Pour dire les choses autrement, si l’on était ici en matière de diffamation, on y verrait la démonstration de la « bonne foi » de l’auteur des propos incriminés.
Les réponses apportées ici par la Cour d’appel aux critères de l’intérêt général, de la base factuelle suffisante et du degré de mesure sont d’autant plus intéressantes que son arrêt du 8 décembre 2022 n’est que le dernier épisode en date d’une série toujours en cours ; d’autres juridictions d’appel étant amenées à se prononcer sur des contentieux similaires dans les mois à venir.
L’avenir de la société appelante et de son application sont en jeu mais aussi, davantage, celui d’une liberté d’expression « 2.0 » qui conditionne l’information des consommateurs à la véracité scientifique des allégations diffusées ou, à tout le moins, à une suffisante base factuelle traduisant l’existence voire la nécessité d’un débat public.
[1] Qui développe l’application « YUKA » (YUCA pour la société, YUKA pour l’application) pour mobile visant à informer le consommateur sur les produits alimentaires et cosmétiques, notamment leur composition, et leurs éventuels risques pour la santé.
[2] CA Aix-en-Provence, 8 décembre 2022, RG n° 21/14555.
[3] Il était ainsi soulevé que l’action était soumise aux dispositions de la loi du 29 juillet 1881 et que, par voie de conséquence, l’assignation devait être annulée et subsidiairement « déclarée prescrite et en outre irrecevable pour défaut d’intérêt à agir ».
[4] Mis en gras et souligné par nos soins.
[5] La Cour infirmera le jugement du Tribunal de commerce d’Aix-en-Provence au motif que la pratique commerciale trompeuse, au sens de l’article L.21-2 2° du Code de la consommation, qualifie le bien ou le service « proposé par l’auteur des allégations ». C’est donc à bon droit, estiment les juges d’appel, que la société YUCA a pu contester devant eux l’application de cette qualification au litige dès lors que « le caractère mensonger des allégations et indications lui étant reproché ne [concerne] pas des services proposés par elle, mais des produits fabriqués par un tiers. ».

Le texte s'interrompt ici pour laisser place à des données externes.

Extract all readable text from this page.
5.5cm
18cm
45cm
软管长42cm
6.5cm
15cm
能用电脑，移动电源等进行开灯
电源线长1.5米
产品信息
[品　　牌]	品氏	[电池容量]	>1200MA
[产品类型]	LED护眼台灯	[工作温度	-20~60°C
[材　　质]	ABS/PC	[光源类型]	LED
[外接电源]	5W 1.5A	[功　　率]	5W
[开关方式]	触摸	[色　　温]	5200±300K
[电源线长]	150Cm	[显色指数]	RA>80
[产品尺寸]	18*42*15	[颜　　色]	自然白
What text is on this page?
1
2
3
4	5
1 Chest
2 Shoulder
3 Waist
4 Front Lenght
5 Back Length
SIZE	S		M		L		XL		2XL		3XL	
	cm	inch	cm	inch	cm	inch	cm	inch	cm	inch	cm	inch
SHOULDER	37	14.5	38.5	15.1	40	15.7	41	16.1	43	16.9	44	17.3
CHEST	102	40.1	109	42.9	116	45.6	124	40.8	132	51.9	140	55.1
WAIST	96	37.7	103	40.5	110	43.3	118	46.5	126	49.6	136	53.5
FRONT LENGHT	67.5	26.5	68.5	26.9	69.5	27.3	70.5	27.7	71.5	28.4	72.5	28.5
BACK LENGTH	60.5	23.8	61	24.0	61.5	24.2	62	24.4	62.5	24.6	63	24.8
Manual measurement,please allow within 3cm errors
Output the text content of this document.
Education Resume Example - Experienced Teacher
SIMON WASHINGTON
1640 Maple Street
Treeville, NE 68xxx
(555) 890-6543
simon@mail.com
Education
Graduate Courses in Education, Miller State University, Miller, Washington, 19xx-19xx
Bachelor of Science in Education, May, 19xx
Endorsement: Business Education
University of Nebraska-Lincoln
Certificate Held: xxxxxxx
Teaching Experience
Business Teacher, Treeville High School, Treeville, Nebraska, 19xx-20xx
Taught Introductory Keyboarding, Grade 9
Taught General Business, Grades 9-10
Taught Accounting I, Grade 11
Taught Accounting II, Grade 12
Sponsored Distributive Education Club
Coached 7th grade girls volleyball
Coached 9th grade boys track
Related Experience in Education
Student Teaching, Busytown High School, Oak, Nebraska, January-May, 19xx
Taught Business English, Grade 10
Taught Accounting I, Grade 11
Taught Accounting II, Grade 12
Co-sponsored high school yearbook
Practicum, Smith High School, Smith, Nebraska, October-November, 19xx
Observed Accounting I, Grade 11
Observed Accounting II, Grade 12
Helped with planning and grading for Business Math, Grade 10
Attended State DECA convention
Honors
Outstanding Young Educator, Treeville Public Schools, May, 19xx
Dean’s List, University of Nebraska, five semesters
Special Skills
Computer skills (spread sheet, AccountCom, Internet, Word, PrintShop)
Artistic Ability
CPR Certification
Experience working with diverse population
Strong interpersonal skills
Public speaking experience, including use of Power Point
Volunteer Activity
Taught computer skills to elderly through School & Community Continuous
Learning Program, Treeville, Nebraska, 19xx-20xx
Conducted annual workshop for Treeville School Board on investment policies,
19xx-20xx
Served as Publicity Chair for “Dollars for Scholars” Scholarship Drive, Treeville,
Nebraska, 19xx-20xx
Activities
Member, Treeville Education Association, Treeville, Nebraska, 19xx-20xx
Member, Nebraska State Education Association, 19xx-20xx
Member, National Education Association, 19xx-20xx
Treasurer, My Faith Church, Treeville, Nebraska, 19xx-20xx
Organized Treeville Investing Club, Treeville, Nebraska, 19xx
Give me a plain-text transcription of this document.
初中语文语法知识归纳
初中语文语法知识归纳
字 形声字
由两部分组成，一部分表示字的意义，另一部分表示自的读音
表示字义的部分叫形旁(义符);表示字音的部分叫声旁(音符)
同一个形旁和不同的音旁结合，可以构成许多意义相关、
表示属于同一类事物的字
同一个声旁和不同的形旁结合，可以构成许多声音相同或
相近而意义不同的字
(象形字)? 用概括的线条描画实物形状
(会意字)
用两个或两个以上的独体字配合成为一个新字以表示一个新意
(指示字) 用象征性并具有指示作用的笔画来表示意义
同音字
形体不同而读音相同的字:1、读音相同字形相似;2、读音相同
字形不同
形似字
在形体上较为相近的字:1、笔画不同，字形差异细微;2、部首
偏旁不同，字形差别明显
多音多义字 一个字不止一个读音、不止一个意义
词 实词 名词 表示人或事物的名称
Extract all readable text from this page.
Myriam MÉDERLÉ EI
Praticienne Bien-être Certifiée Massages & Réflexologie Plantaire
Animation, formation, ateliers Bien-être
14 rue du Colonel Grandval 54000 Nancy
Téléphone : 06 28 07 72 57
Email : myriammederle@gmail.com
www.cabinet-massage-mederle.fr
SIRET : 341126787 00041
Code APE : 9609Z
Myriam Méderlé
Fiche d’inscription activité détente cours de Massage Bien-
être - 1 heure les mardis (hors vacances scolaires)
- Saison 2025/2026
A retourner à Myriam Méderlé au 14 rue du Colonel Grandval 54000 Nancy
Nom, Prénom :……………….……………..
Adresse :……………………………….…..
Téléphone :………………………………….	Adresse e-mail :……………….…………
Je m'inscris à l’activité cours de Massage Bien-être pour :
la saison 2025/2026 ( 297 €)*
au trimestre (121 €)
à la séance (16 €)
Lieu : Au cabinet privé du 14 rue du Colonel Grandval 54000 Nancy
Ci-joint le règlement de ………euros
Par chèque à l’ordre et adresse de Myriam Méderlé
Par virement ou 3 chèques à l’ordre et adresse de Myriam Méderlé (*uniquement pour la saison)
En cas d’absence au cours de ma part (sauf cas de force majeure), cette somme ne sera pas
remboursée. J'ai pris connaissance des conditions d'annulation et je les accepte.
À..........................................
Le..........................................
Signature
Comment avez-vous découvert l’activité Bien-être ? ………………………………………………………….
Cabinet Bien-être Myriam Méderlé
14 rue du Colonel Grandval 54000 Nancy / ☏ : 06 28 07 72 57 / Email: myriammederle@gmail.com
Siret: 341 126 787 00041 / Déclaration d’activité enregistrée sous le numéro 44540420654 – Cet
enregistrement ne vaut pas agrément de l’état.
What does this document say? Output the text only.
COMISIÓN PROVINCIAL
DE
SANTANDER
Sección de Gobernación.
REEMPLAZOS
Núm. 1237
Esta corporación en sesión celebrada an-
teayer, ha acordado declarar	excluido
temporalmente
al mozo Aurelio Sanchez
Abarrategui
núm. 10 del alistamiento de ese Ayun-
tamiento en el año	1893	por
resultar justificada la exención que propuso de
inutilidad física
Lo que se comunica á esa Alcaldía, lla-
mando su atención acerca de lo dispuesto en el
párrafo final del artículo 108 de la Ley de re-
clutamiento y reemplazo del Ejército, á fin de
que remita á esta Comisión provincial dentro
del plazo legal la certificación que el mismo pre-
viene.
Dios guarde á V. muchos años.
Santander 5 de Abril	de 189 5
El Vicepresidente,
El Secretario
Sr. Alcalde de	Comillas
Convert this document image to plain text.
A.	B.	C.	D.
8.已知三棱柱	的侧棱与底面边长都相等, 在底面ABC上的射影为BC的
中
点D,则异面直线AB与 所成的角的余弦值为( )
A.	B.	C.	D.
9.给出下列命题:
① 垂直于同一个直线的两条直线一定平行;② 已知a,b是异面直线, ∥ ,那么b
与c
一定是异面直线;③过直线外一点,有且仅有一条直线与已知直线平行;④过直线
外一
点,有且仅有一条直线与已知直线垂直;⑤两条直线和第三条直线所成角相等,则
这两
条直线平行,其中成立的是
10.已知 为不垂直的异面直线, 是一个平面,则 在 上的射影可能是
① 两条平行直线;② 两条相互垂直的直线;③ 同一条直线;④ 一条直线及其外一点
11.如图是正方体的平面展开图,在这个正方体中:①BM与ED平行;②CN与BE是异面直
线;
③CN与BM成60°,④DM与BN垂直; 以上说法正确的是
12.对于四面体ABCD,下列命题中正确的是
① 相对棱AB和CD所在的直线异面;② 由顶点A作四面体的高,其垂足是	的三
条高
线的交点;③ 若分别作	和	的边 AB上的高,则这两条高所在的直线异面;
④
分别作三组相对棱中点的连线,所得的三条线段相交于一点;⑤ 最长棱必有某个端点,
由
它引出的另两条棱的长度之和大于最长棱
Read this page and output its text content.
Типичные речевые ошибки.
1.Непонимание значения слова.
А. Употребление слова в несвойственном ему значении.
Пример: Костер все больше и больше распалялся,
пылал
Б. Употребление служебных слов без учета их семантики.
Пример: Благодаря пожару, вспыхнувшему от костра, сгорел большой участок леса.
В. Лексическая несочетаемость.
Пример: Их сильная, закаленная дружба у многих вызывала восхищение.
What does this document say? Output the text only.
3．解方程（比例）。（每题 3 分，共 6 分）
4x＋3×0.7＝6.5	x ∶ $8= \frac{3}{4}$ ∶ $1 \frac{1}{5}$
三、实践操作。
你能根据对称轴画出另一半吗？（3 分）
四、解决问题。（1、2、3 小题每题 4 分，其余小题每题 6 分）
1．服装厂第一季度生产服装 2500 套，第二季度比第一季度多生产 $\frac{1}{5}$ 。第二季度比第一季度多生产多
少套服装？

[6] Au sens de l’article 2 d) de la directive 2005/29 CE et de l’article L.121-1 du Code de la consommation, aux termes duquel « Une pratique commerciale est déloyale lorsqu’elle est contraire aux exigences de la diligence professionnelle et qu’elle altère ou est susceptible d’altérer de manière substantielle le comportement économique du consommateur normalement informé et raisonnablement attentif et avisé, à l’égard d’un bien ou d’un service. ».
[7] En indiquant au consommateur les sources scientifiques sur lesquelles la société YUCA s’est appuyée pour évoquer « le caractère « probablement « cancérogène pour l’homme » des composés de nitrite selon le Centre International de recherche sur le cancer et l’augmentation du risque d’apparition de maladies du sang ».
[8] La Cour d’appel reprenant ici l’attendu de principe de l’arrêt de la Chambre commerciale de la Cour de cassation du 9 janvier 2019 (n° 17-18.350).